LAND CLEARANCE FOR REDEVELOPMENT AUTHORITY
APPLICATION FOR CERTIFICATE OF QUALIFICATION FOR TAX ABATEMENT I.
DOCUMENTATION TO BE PROVIDED To apply to the Land Clearance for Redevelopment Authority of Kansas City, Missouri (the “Authority”) for a Certificate of Qualification for Tax Abatement, in accordance with the Land Clearance for Redevelopment Authority Law of Missouri, Section 99.300 through 99.715 R.S.Mo., 1986, as amended. Commercial and multi-family projects must have completed the Authority’s Design Review Process prior to starting construction or making application for tax abatement. The following documents are required to apply for tax abatement: ____
Construction plans and/or rehabilitation/renovation plans, and a description of the scope of work. All plans are subject to the Authority’s Design Review Process, a copy of which may be obtained from the Authority.

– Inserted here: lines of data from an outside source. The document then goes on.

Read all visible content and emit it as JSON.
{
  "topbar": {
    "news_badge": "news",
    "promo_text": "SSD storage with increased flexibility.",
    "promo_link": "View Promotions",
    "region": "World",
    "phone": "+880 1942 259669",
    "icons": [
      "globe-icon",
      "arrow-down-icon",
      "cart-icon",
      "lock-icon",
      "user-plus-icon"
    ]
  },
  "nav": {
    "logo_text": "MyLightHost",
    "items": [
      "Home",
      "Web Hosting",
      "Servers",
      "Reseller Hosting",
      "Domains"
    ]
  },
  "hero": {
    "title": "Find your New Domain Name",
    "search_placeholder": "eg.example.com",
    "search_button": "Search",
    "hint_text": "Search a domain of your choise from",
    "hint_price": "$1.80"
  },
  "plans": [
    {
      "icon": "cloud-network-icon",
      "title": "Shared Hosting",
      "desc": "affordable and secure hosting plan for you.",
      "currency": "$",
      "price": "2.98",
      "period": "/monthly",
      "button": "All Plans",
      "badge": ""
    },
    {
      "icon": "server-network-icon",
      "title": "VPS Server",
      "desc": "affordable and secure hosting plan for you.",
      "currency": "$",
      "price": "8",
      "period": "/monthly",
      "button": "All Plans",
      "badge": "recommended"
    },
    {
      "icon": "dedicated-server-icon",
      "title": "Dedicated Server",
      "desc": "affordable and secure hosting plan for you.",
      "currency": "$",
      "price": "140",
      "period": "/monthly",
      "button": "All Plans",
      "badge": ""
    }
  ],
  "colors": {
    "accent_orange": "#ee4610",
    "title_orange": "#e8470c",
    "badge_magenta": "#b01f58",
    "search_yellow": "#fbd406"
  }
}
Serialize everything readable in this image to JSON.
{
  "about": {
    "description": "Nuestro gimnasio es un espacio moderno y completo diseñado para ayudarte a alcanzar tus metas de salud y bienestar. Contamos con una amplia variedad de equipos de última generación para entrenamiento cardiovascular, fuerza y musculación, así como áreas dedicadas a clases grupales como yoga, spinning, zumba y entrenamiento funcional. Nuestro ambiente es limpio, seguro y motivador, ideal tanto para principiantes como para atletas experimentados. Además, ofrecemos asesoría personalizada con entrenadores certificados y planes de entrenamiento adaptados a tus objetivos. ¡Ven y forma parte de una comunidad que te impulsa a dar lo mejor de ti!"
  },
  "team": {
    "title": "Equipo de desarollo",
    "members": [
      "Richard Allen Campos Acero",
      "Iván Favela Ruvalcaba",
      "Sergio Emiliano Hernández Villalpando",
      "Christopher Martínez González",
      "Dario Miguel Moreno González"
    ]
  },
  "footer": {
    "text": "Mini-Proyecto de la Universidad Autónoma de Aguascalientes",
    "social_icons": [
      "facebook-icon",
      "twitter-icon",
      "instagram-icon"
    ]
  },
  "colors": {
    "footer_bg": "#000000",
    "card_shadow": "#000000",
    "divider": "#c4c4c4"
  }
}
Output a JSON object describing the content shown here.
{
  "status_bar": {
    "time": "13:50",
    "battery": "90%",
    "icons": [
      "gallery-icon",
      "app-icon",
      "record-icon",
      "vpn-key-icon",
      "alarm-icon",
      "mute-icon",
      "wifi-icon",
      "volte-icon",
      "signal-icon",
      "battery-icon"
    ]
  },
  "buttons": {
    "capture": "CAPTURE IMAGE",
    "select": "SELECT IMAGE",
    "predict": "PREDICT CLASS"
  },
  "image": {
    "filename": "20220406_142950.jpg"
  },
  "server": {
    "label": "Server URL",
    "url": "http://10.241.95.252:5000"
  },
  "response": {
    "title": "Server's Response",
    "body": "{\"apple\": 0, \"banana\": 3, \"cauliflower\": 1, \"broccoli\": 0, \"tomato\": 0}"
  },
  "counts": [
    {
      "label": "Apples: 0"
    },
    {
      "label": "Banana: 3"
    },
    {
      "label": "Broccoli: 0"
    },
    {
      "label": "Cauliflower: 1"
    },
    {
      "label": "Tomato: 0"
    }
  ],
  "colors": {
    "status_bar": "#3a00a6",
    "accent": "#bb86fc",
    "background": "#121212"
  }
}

____ Copies of contractor’s invoice(s). If construction/rehabilitation is being done by homeowner, a breakdown and copies of receipts must be provided. ____
Building permit(s) (copies).
____ At least one 4” x 6” or 5” x 7” photo of the property. Photos are also acceptable on disk or in digital form (JPEG, TIFF OR GIF files). ____
Copy of a recently-recorded Deed of Conveyance and/or title insurance policy (sufficient to provide proof of interest held by the Applicant, and a proper legal description of subject property) and/or a copy of Applicant’s rent/lease agreement affecting the subject property.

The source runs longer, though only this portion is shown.